The U.S. Court of Appeals for the 9th Circuit heard oral arguments Tuesday on whether or not to uphold a 2010 decision to prohibit Idaho public schools from using religious texts and documents despite their historical value.
Attorneys asked the court to throw out the full ban against the use of the Bible as a resource in school curriculum. The ban was implemented by the Idaho Public Charter School Commission to keep Nampa Classical Academy charter school from including the Christian text in its curriculum.
Attorneys advocating against the ban say the commission overreacted in its decision.
"The government’s hyperactive censorship of classical religious texts severely limits the education of students by leaving them with an incomplete understanding of history and their heritage," stated attorney David Cortman, a senior counsel with religious liberties law firm Alliance Defense Fund.
Cortman is urging the court to consider the Bible's historical and cultural presence in American history as well as a Supreme Court ruling protecting the religious book as an educational tool.
The U.S. Supreme Court has ruled in the past that religious documents such as the Bible can be used in an appropriate course of study.

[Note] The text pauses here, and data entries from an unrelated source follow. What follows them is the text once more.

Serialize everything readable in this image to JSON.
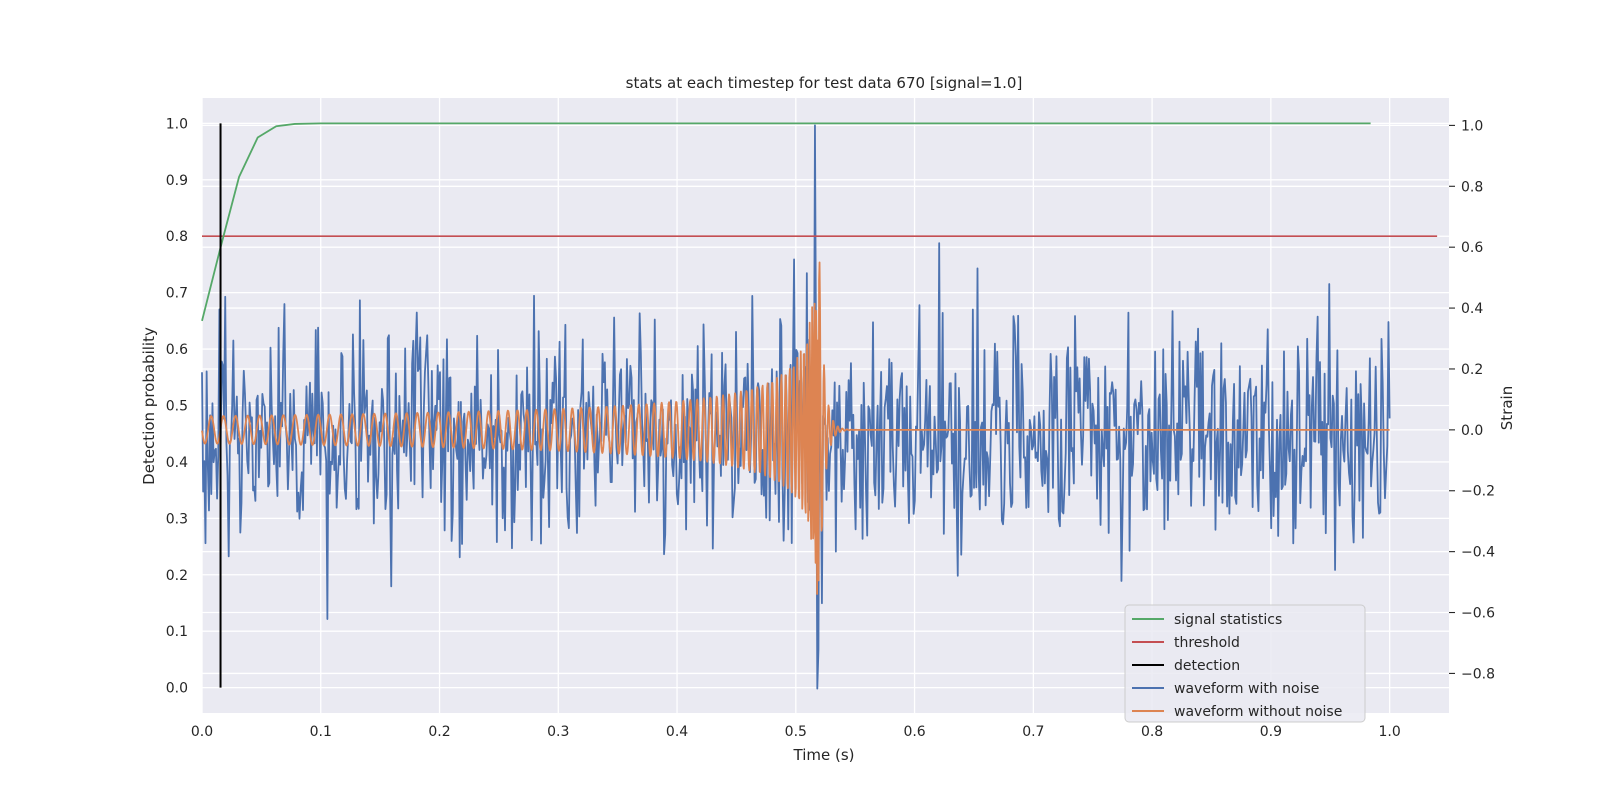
{
  "chart_data": {
    "type": "line",
    "title": "stats at each timestep for test data 670 [signal=1.0]",
    "xlabel": "Time (s)",
    "ylabel_left": "Detection probability",
    "ylabel_right": "Strain",
    "xlim": [
      0.0,
      1.05
    ],
    "ylim_left": [
      -0.045,
      1.045
    ],
    "ylim_right": [
      -0.93,
      1.09
    ],
    "x_ticks": [
      "0.0",
      "0.1",
      "0.2",
      "0.3",
      "0.4",
      "0.5",
      "0.6",
      "0.7",
      "0.8",
      "0.9",
      "1.0"
    ],
    "y_left_ticks": [
      "0.0",
      "0.1",
      "0.2",
      "0.3",
      "0.4",
      "0.5",
      "0.6",
      "0.7",
      "0.8",
      "0.9",
      "1.0"
    ],
    "y_right_ticks": [
      "−0.8",
      "−0.6",
      "−0.4",
      "−0.2",
      "0.0",
      "0.2",
      "0.4",
      "0.6",
      "0.8",
      "1.0"
    ],
    "grid": true,
    "legend_position": "lower-right",
    "colors": {
      "signal_statistics": "#55a868",
      "threshold": "#c44e52",
      "detection": "#000000",
      "waveform_with_noise": "#4c72b0",
      "waveform_without_noise": "#dd8452",
      "plot_background": "#eaeaf2",
      "grid": "#ffffff"
    },
    "series": [
      {
        "name": "signal statistics",
        "axis": "left",
        "x": [
          0.0,
          0.0156,
          0.0312,
          0.0469,
          0.0625,
          0.0781,
          0.1,
          0.2,
          0.3,
          0.4,
          0.5,
          0.6,
          0.7,
          0.8,
          0.9,
          0.984
        ],
        "y": [
          0.65,
          0.78,
          0.905,
          0.975,
          0.995,
          0.999,
          1.0,
          1.0,
          1.0,
          1.0,
          1.0,
          1.0,
          1.0,
          1.0,
          1.0,
          1.0
        ]
      },
      {
        "name": "threshold",
        "axis": "left",
        "x": [
          0.0,
          1.04
        ],
        "y": [
          0.8,
          0.8
        ]
      },
      {
        "name": "detection",
        "axis": "left",
        "x": [
          0.0156,
          0.0156
        ],
        "y": [
          0.0,
          1.0
        ]
      },
      {
        "name": "waveform with noise",
        "axis": "right",
        "x_range": [
          0.0,
          1.0
        ],
        "n_points": 1024,
        "noise_std": 0.17,
        "peak": {
          "x": 0.516,
          "y": 1.0
        },
        "trough": {
          "x": 0.518,
          "y": -0.85
        }
      },
      {
        "name": "waveform without noise",
        "axis": "right",
        "x_range": [
          0.0,
          1.0
        ],
        "merger_x": 0.52,
        "peak_amplitude": 0.55,
        "early_amplitude": 0.045,
        "post_merger": 0.0
      }
    ]
  }
}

Cortman contends the NCA's intended use of the Bible should be protected because of this federal precedent.
"A wholesale ban on such books conflicts with established U.S. Supreme Court precedent stating that even 'the Bible may constitutionally be used in an appropriate study of history, civilization, ethics, comparative religion, or the like.' On these grounds and others, we trust that the 9th Circuit will reverse the district court's decision," he said in a statement.
Cortman also argues that the local school district – not the charter school commission – is the entity allowed by law to make the ultimate determination on how to implement the state's curriculum standards.
The hearings are a continuation of the NCA's 2010 lawsuit against the Idaho Public Charter School system. The academy was a then-emerging school that had been in the development process for six years. In 2008, the academy received approval from the State Board of Education. But in 2009, prior to the academy’s opening, the Idaho Public Charter School Commission threatened to revoke NCA’s charter if it used the Bible as any part of its curriculum.
Cortman challenged the threat, saying, "Not only is the commission on safe constitutional ground to allow the school to use the Bible as an educational resource, it would be unconstitutional to deny the school the ability to include it as one resource among its many other texts."
ADF argued in an August 2009 memorandum that the Bible is a historical text that, along with dozens of other religious and secular writings, has been used as a resource in school curriculum to enrich instruction of literature, history, and culture, among other topics.
Despite the memorandum, the Idaho Public Charter School Commission took steps to completely exclude the Bible from any charter school as well as from all other public schools within the state.
Cortman and the ADF then sued on the academy's behalf. Last May, the U.S. District Court for the District of Idaho dismissed the lawsuit.
ADF hopes that its second appeal will be successful for the sake of all Idaho public schools.
As for NCA, the legal case has put a strain on the school.
NCA Headmaster Val Bush resigned from his position with the school at the end of the previous school year. The school has also suffered financially, reports the blog the Idaho Freedom Foundation. According to the blog, NCA's financial challenges eventually led to its closure last summer after completing one year of instruction with more than 500 students.